James reminds his readers that saving faith in Jesus is a gift from the Father, one that is not earned by good works. When read through the lens of this unearned grace, James can be properly understood as an examination and diagnosis of the Christian life, which is lived in response to the new birth we receive in Jesus.
The Relationship Between Faith and Works
While James knows that faith comes before works and salvation is a gift from God through Jesus, he asserts that works are a sign that one has saving faith in Jesus.
In the Apology of the Augsburg Confession the relationship between faith and good works in James is cited.
“When James says we have been born again through the Gospel, he teaches that we have been born again and justified through faith. For the promise about Christ is grasped only through faith when we set it against the terrors of sin and death. James does not, therefore, think that we are born again through works.
From these things it is clear that James does not contradict us. He criticized lazy and secure minds that imagine they have faith, although they do not have it. He made a distinction between dead and living faith.
He says that faith that does not being forth good works is dead. He also says that a living faith brings forth good works.” (Ap. AC IV 247-249)

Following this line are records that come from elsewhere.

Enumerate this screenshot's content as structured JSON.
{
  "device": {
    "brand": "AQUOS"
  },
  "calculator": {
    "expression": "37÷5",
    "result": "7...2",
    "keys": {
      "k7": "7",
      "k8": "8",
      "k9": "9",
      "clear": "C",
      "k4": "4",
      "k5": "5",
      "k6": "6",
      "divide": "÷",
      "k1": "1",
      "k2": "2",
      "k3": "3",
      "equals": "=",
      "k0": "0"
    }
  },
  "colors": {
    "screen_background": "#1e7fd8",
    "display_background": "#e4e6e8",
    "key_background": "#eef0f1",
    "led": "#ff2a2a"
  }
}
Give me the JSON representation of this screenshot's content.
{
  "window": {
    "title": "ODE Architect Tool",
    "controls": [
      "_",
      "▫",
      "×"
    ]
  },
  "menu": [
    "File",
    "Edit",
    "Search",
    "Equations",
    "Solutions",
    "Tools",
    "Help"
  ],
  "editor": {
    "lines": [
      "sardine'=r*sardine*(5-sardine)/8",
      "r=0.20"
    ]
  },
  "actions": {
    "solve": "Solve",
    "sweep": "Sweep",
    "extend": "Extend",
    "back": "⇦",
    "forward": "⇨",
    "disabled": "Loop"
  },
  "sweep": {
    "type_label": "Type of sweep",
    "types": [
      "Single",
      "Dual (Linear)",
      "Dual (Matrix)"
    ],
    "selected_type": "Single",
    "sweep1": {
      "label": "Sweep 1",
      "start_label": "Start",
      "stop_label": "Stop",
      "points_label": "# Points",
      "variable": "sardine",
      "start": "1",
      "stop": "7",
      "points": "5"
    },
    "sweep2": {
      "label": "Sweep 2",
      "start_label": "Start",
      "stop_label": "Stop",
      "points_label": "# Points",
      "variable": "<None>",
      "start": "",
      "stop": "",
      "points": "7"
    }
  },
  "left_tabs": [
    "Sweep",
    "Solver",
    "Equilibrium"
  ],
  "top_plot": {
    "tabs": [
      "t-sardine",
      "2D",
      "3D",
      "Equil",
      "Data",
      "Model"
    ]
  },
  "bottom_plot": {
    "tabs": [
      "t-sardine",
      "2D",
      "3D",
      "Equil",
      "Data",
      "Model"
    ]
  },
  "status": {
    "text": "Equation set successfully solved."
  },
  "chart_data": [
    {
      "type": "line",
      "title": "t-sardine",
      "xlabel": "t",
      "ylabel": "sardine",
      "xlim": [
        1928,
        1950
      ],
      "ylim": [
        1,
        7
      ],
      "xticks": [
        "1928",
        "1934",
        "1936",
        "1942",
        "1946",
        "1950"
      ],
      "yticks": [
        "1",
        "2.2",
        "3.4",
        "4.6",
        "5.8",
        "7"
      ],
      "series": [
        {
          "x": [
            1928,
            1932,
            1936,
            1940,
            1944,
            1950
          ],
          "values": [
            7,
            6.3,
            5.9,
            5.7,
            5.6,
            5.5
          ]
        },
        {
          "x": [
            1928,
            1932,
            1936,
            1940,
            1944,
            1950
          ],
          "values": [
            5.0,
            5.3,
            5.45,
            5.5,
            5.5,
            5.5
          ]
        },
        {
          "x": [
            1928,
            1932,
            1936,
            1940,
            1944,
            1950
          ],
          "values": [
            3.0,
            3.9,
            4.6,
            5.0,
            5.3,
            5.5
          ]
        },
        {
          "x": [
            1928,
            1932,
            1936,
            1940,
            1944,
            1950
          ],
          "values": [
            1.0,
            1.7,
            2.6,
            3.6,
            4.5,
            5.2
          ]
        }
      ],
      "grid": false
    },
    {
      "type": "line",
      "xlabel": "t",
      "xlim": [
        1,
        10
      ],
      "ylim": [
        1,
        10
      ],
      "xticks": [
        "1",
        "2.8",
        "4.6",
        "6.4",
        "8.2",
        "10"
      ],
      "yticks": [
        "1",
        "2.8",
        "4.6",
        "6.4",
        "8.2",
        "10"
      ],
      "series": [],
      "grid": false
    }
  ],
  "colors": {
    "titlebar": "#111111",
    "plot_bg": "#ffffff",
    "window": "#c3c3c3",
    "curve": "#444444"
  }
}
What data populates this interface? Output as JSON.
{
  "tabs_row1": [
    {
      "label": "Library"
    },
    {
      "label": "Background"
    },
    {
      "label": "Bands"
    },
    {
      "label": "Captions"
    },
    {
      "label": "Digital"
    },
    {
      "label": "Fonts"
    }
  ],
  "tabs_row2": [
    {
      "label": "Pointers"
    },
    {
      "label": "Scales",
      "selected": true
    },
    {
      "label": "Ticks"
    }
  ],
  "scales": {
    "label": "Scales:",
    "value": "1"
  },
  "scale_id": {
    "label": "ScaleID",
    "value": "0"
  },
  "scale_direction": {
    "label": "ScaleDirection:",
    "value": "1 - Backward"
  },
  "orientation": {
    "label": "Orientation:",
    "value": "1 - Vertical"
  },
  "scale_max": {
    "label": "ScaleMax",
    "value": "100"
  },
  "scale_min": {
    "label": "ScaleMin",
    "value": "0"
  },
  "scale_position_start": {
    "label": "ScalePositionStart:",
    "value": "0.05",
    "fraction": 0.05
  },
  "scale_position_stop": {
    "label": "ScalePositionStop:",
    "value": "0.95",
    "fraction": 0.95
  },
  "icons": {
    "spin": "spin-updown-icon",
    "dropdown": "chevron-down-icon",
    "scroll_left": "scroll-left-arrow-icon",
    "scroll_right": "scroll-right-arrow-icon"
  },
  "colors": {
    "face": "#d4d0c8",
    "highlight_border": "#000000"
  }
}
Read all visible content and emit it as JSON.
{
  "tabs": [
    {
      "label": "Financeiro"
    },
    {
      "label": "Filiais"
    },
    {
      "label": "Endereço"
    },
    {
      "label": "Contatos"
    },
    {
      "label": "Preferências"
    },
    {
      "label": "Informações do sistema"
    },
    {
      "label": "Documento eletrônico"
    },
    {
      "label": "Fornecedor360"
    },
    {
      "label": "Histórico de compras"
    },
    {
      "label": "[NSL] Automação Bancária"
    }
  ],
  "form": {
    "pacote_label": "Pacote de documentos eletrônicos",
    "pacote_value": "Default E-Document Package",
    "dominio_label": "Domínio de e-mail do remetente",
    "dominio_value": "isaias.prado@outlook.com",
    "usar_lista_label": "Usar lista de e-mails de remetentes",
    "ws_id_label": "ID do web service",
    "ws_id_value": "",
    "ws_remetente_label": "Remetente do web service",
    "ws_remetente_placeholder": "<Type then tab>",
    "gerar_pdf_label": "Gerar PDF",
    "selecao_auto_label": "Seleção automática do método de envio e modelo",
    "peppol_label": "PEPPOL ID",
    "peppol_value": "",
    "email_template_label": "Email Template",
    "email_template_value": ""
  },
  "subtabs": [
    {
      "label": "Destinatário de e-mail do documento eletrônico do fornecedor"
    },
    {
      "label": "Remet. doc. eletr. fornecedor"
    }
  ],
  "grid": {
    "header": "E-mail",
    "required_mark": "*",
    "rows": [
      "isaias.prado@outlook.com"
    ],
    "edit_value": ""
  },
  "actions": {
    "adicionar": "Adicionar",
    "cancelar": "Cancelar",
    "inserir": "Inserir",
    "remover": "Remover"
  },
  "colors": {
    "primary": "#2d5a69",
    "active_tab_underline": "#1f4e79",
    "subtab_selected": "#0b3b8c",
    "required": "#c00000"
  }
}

To be sure, faith in Jesus comes before good works and is a gift of God. But faith in Jesus is also active and cannot help producing the fruit of good works for the sake of others.
Disciples do not make themselves but are actively blessing those around them. Faith without works is indeed dead, but faith that is alive overflows with works for the sake of others.
The Impact of Faith: Relationships Matter
James is also concerned with the well-being of the community of believers that God has created in Jesus. Faith in Jesus goes well beyond our lives as individuals. We are brought, through new birth, into a community of faith where relationships matter.
We also live in a world of relationships with those who follow Jesus and those who do not. How we live our lives as individuals impacts our relationships and has a powerful effect on those around us, both locally and globally.
Throughout his letter, James challenges sinful behaviors and patterns that wreak havoc on relationships. For James, showing partiality, an untamed tongue, bitter jealousy and selfish ambition, quarrels and fights, speaking evil of others, etc. all impact relationships and our living out faith in love toward others.
James lifts up some of the challenges that impact our discipleship journeys as individuals and a whole community. From persecution to suffering to sickness to the need for restoration, there is much that would cause God’s people of faith to break down along the side of the road.
Whether calling out sin or examining difficult challenges to the body of Christ, James helps us see that faith impacts our everyday lives as individuals, and even more the lives of those around us.
As September approaches, get ready to spend a few weeks with James, the brother of Jesus, whose letter will help us see the challenges to discipleship we face everyday and diagnose those places that Jesus stands ready to forgive and transform with His grace.